Nous avions deux jours de protection de route, ça veut dire que deux fois par semaine le convoi de Edgar Quinet à Bouhamama passe devant notre poste et comme la route est classée X3 il faut protection de route, c'est-à-dire que la section s’éparpille de chaque côté de la route à quelques kilomètres de notre poste, qu’il faut un blindé à l’avant et un blindé à l’arrière du convoi et tout ce petit monde relié par radio et protégé par l’aviation et tout ça, une fois le matin à l’aller et une fois au retour en fin d’après midi, tout ça dans la rocaille, les ascensions, la chaleur ou le froid et la neige ou la pluie et la boue qui vous colle aux pataugas et qui vous déséquilibre.

Pour la protection de route, à part nos armes et nos munitions nous ne sommes pas chargés : pas de gourde, pas de sacs de couchage, pas de rations, pas de toile de tente, quelques fois un imper. Nous avons bien ri quand nous avons reçu notre paquetage A.F.N. au mois de Juillet : un imper, des caleçons longs, une veste matelassée, des pantalons fourrés dits de montagne.
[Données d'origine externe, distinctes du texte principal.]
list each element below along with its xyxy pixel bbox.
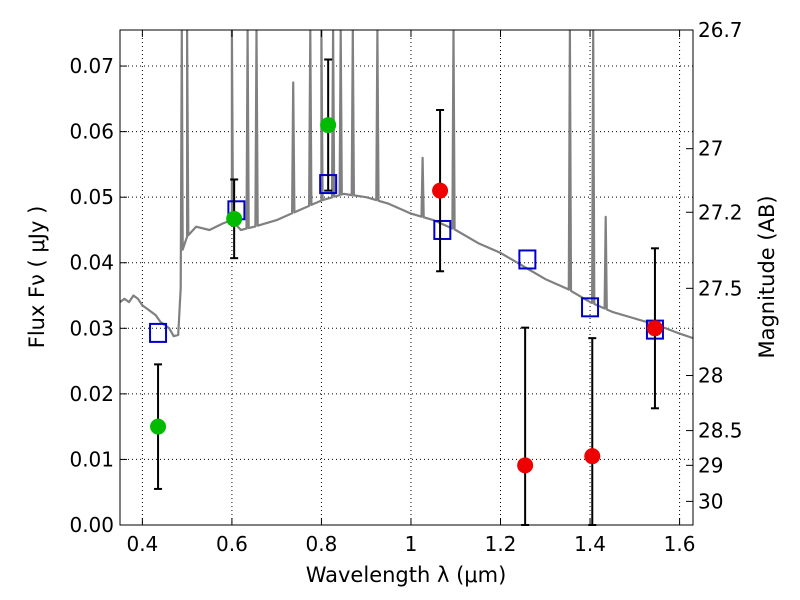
nondetection-point: [432, 182, 449, 199]
right-tick-label: 29: [698, 453, 723, 477]
model-spectrum-line: [120, 30, 693, 340]
right-tick-label: 27.2: [698, 200, 743, 224]
detection-point: [226, 210, 243, 227]
right-tick-label: 28: [698, 364, 723, 388]
nondetection-point: [517, 457, 534, 474]
x-tick-label: 0.6: [216, 532, 248, 556]
y-tick-label: 0.01: [69, 447, 114, 471]
model-spectrum-layer: [120, 30, 693, 340]
model-photometry-square: [433, 219, 452, 240]
model-photometry-square: [518, 249, 537, 270]
x-tick-label: 1: [405, 532, 418, 556]
y-tick-label: 0.03: [69, 316, 114, 340]
data-markers: [149, 58, 664, 526]
x-tick-label: 0.4: [126, 532, 158, 556]
plot-frame: [119, 29, 694, 526]
x-axis-label: Wavelength λ (μm): [306, 563, 507, 587]
x-tick-label: 1.6: [664, 532, 696, 556]
right-tick-label: 28.5: [698, 419, 743, 443]
right-tick-label: 26.7: [698, 18, 743, 42]
y-tick-label: 0.04: [69, 251, 114, 275]
y-tick-label: 0.05: [69, 185, 114, 209]
grid: [120, 30, 693, 526]
right-tick-label: 30: [698, 489, 723, 513]
x-tick-label: 1.2: [485, 532, 517, 556]
right-y-axis-label: Magnitude (AB): [755, 195, 779, 358]
y-tick-label: 0.00: [69, 513, 114, 537]
x-tick-label: 0.8: [306, 532, 338, 556]
axis-ticks: 0.4 0.6 0.8 1 1.2 1.4 1.6 0.00 0.01 0.02 0.03 0.04 0…: [69, 18, 742, 556]
y-tick-label: 0.02: [69, 382, 114, 406]
y-tick-label: 0.06: [69, 120, 114, 144]
right-tick-label: 27: [698, 137, 723, 161]
y-tick-label: 0.07: [69, 54, 114, 78]
right-tick-label: 27.5: [698, 276, 743, 300]
nondetection-point: [584, 448, 601, 465]
x-tick-label: 1.4: [574, 532, 606, 556]
nondetection-point: [646, 320, 663, 337]
model-photometry-square: [581, 297, 600, 318]
y-axis-label: Flux Fν ( μJy ): [25, 206, 49, 349]
detection-point: [320, 117, 337, 134]
model-photometry-square: [149, 322, 168, 343]
detection-point: [150, 418, 167, 435]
Nous n’avons plus ri du tout quand nous avons dû les utiliser, au contraire, bien contents de les avoir quand il neige et qu’il gèle a plus de 1000 mètres d’altitude on supporte les caleçons longs !!!

Nous avions deux jours de chasse libre, c'est-à-dire que nous devions assurer la sécurité dans un petit carré sur la carte d’état major, en fait un carré de 10 kms de côté sur le terrain soit 100 kms carrés que nous avons fini par connaitre sur le bout des doigts (au sens propre) Je me souviens avoir retrouvé le sentier de chèvres qui nous servait de piste en tâtonnant par terre pour retrouver les empreintes de sabots de chèvres marquées dans la boue et séchées au soleil, le tout par une nuit sans lune et parfaitement obscure comme seules savent l’être les nuits d’Afrique.

Nous passions souvent par des chemins différents quand il y avait chemin, toujours  par peur de l’embuscade surprise, de jour comme de nuit. Personnellement j’avais mes points de repères et mes petites habitudes de braconnier et de scout, les branches cassées, les traces de pas : Rangers ou Pataugas, traces de Pataugas  made in France différentes des traces de Pataugas made in Tunisia ou made in Egypt. Je suis persuadé que maintenant, 50 ans après, Je suis encore capable de vous emmener Au Foum Ktiba, au Kef sidi ader au kef bouanouane, au col de Fedj, peut être pas de nuit, mais de jour certainement.